GAINESVILLE — After years on the recruiting trail, Florida baseball coach Kevin O'Sullivan has a knack for quickly recognizing talent when he's scouting a player. But no matter how meticulous the recruiting effort, O'Sullivan knows it's rare that a talented high school player becomes an instant college star.
"Regardless of how talented a freshman is, there's always a learning curve," he said.
But during the summer of 2007 while he was in Cary, N.C., at an all-star tournament, O'Sullivan spotted then-Plant High standout Preston Tucker and sensed he was seeing something special. Tucker was using a wood bat, and his hits were spraying the whole field, O'Sullivan remembers. There was something about this kid.
"There are just certain guys, when they come to the plate everybody just stops what they are doing and just kind of watches. He's got that about him. He's got an air about him, he's got a confidence and you can see it in his mannerisms."
More important, you can see it in his performance this season.
On Sunday, the SEC's co-freshman of the year set Florida's single-season RBI record with 83. Tucker, named most outstanding player of the NCAA Tournament's Gainesville Region, was 9-for-13 (.692) with six RBI, four runs and two home runs last weekend in three games against Bethune-Cookman and Miami.
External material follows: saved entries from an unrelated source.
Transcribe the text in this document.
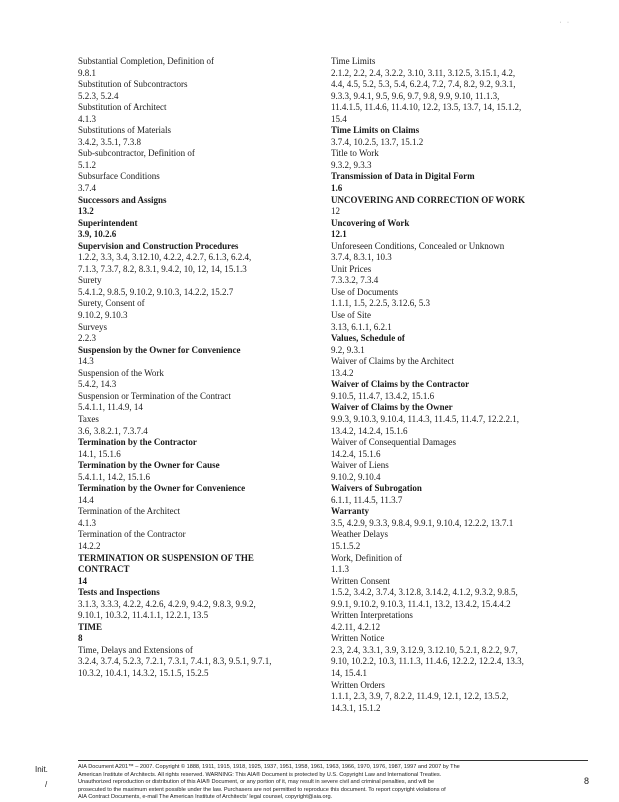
· ·
Substantial Completion, Definition of
9.8.1
Substitution of Subcontractors
5.2.3, 5.2.4
Substitution of Architect
4.1.3
Substitutions of Materials
3.4.2, 3.5.1, 7.3.8
Sub-subcontractor, Definition of
5.1.2
Subsurface Conditions
3.7.4
Successors and Assigns
13.2
Superintendent
3.9, 10.2.6
Supervision and Construction Procedures
1.2.2, 3.3, 3.4, 3.12.10, 4.2.2, 4.2.7, 6.1.3, 6.2.4,
7.1.3, 7.3.7, 8.2, 8.3.1, 9.4.2, 10, 12, 14, 15.1.3
Surety
5.4.1.2, 9.8.5, 9.10.2, 9.10.3, 14.2.2, 15.2.7
Surety, Consent of
9.10.2, 9.10.3
Surveys
2.2.3
Suspension by the Owner for Convenience
14.3
Suspension of the Work
5.4.2, 14.3
Suspension or Termination of the Contract
5.4.1.1, 11.4.9, 14
Taxes
3.6, 3.8.2.1, 7.3.7.4
Termination by the Contractor
14.1, 15.1.6
Termination by the Owner for Cause
5.4.1.1, 14.2, 15.1.6
Termination by the Owner for Convenience
14.4
Termination of the Architect
4.1.3
Termination of the Contractor
14.2.2
TERMINATION OR SUSPENSION OF THE
CONTRACT
14
Tests and Inspections
3.1.3, 3.3.3, 4.2.2, 4.2.6, 4.2.9, 9.4.2, 9.8.3, 9.9.2,
9.10.1, 10.3.2, 11.4.1.1, 12.2.1, 13.5
TIME
8
Time, Delays and Extensions of
3.2.4, 3.7.4, 5.2.3, 7.2.1, 7.3.1, 7.4.1, 8.3, 9.5.1, 9.7.1,
10.3.2, 10.4.1, 14.3.2, 15.1.5, 15.2.5
Time Limits
2.1.2, 2.2, 2.4, 3.2.2, 3.10, 3.11, 3.12.5, 3.15.1, 4.2,
4.4, 4.5, 5.2, 5.3, 5.4, 6.2.4, 7.2, 7.4, 8.2, 9.2, 9.3.1,
9.3.3, 9.4.1, 9.5, 9.6, 9.7, 9.8, 9.9, 9.10, 11.1.3,
11.4.1.5, 11.4.6, 11.4.10, 12.2, 13.5, 13.7, 14, 15.1.2,
15.4
Time Limits on Claims
3.7.4, 10.2.5, 13.7, 15.1.2
Title to Work
9.3.2, 9.3.3
Transmission of Data in Digital Form
1.6
UNCOVERING AND CORRECTION OF WORK
12
Uncovering of Work
12.1
Unforeseen Conditions, Concealed or Unknown
3.7.4, 8.3.1, 10.3
Unit Prices
7.3.3.2, 7.3.4
Use of Documents
1.1.1, 1.5, 2.2.5, 3.12.6, 5.3
Use of Site
3.13, 6.1.1, 6.2.1
Values, Schedule of
9.2, 9.3.1
Waiver of Claims by the Architect
13.4.2
Waiver of Claims by the Contractor
9.10.5, 11.4.7, 13.4.2, 15.1.6
Waiver of Claims by the Owner
9.9.3, 9.10.3, 9.10.4, 11.4.3, 11.4.5, 11.4.7, 12.2.2.1,
13.4.2, 14.2.4, 15.1.6
Waiver of Consequential Damages
14.2.4, 15.1.6
Waiver of Liens
9.10.2, 9.10.4
Waivers of Subrogation
6.1.1, 11.4.5, 11.3.7
Warranty
3.5, 4.2.9, 9.3.3, 9.8.4, 9.9.1, 9.10.4, 12.2.2, 13.7.1
Weather Delays
15.1.5.2
Work, Definition of
1.1.3
Written Consent
1.5.2, 3.4.2, 3.7.4, 3.12.8, 3.14.2, 4.1.2, 9.3.2, 9.8.5,
9.9.1, 9.10.2, 9.10.3, 11.4.1, 13.2, 13.4.2, 15.4.4.2
Written Interpretations
4.2.11, 4.2.12
Written Notice
2.3, 2.4, 3.3.1, 3.9, 3.12.9, 3.12.10, 5.2.1, 8.2.2, 9.7,
9.10, 10.2.2, 10.3, 11.1.3, 11.4.6, 12.2.2, 12.2.4, 13.3,
14, 15.4.1
Written Orders
1.1.1, 2.3, 3.9, 7, 8.2.2, 11.4.9, 12.1, 12.2, 13.5.2,
14.3.1, 15.1.2
Init.
/
AIA Document A201™ – 2007. Copyright © 1888, 1911, 1915, 1918, 1925, 1937, 1951, 1958, 1961, 1963, 1966, 1970, 1976, 1987, 1997 and 2007 by The
American Institute of Architects. All rights reserved. WARNING: This AIA® Document is protected by U.S. Copyright Law and International Treaties.
Unauthorized reproduction or distribution of this AIA® Document, or any portion of it, may result in severe civil and criminal penalties, and will be
prosecuted to the maximum extent possible under the law. Purchasers are not permitted to reproduce this document. To report copyright violations of
AIA Contract Documents, e-mail The American Institute of Architects' legal counsel, copyright@aia.org.
8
He has 23 multiple-RBI games this season.
"He's been locked in for an awfully long time," O'Sullivan said. "You see stretches for a week or two, but to be locked in as long as he has is phenomenal. Going into the SEC weekend, he had two of the most phenomenal stats I've seen: He was hitting .409 versus lefties in SEC play, and hitting .481 with runners in scoring position.
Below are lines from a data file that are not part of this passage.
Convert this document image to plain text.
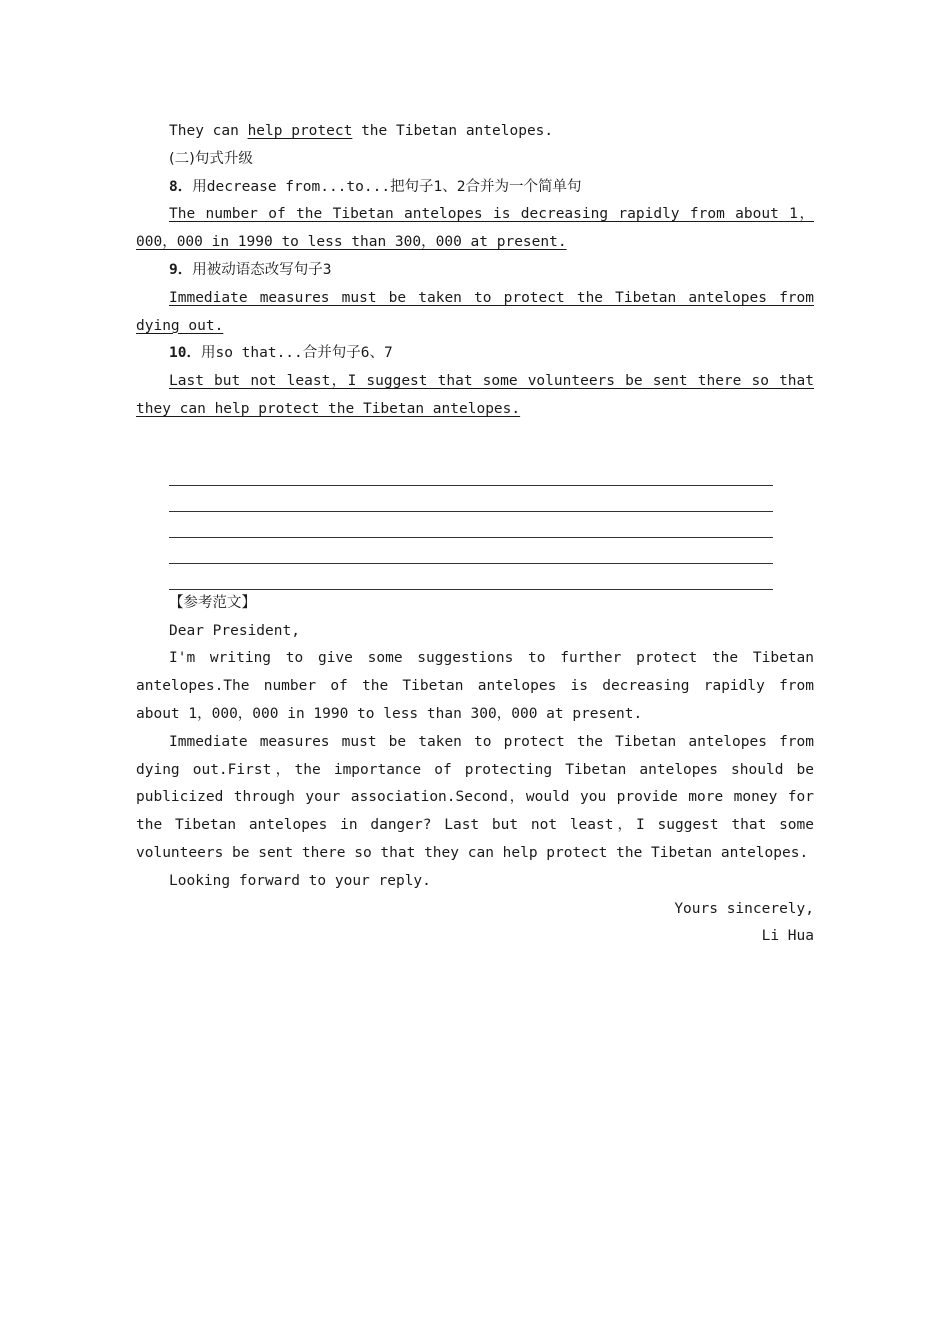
They can help protect the Tibetan antelopes.
(二)句式升级
8．用decrease from...to...把句子1、2合并为一个简单句
The number of the Tibetan antelopes is decreasing rapidly from about 1，000，000 in 1990 to less than 300，000 at present.
9．用被动语态改写句子3
Immediate measures must be taken to protect the Tibetan antelopes from dying out.
10．用so that...合并句子6、7
Last but not least，I suggest that some volunteers be sent there so that they can help protect the Tibetan antelopes.
【参考范文】
Dear President,
I'm writing to give some suggestions to further protect the Tibetan antelopes.The number of the Tibetan antelopes is decreasing rapidly from about 1，000，000 in 1990 to less than 300，000 at present.
Immediate measures must be taken to protect the Tibetan antelopes from dying out.First，the importance of protecting Tibetan antelopes should be publicized through your association.Second，would you provide more money for the Tibetan antelopes in danger? Last but not least，I suggest that some volunteers be sent there so that they can help protect the Tibetan antelopes.
Looking forward to your reply.
Yours sincerely,
Li Hua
"I mean, that's just unheard of. And that's against the best pitching in the SEC."
The Gators (42-20), No. 10 in the Baseball America poll, host Southern Mississippi (38-24) in the NCAA Super Region this weekend, with the winner advancing to the College World Series.
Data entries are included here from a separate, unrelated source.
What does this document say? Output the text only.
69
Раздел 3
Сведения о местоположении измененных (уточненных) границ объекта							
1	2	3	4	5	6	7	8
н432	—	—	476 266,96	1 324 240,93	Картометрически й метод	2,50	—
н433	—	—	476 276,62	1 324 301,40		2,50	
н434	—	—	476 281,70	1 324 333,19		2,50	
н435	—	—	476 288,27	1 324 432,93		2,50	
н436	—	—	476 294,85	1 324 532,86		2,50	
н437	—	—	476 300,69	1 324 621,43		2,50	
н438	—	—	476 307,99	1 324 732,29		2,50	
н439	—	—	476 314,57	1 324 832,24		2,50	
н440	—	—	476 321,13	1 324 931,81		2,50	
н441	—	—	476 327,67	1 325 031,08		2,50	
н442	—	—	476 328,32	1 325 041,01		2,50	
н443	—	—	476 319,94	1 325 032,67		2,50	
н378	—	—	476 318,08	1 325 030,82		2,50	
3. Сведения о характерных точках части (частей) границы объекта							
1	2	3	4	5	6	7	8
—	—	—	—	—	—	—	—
The Gators will need Tucker to continue his hot hitting. Yet the first baseman, who turns 19 next month, insists he's only as good as the players around him.
"Everyone is swinging the bat (well), so there's always guys on base when I get up there," he said. "There's a lot more pressure on the pitcher than I have.
"This season to me has been all about adjustments, going from the first game to now. I've always had to make an adjustment, whether it's a pitcher or it's our pitching or our hitting. The game sped up going from high school to college. Again, it's all adjustments and I'm just trying to make those."
Tucker has started in 55 of the Gators' 60 games and is batting .357 with 13 doubles and a team-high 14 home runs. He has a .617 slugging percentage and a .408 on-base percentage.
The manner in which he has adjusted so quickly has impressed his teammates.
"He wasn't in the lineup his first couple of weeks and for him to battle and work to where he's at today, he's a tremendous player," junior outfielder Matt den Dekker said. "He's had a great season, probably one of the most amazing seasons I've seen. To do that, coming in as a freshman and to make that adjustment so quick, it just shows how talented he is. He's been a major part of our success this season."
Like O'Sullivan, teammate Josh Adams also sensed something special about Tucker early. It's now evident to everyone on the team.
"I was here over the summer when Preston came in and everybody knew he could hit," Adams said. "I threw (batting practice) to him the first day he was here and he was just hitting balls off the scoreboard. But then we took ground balls and it was one of those things — it was a little iffy. But that's definitely what's impressed me the most, his maturity. He's leading the team over at first base. He's done a great job, and hopefully he'll keep it up."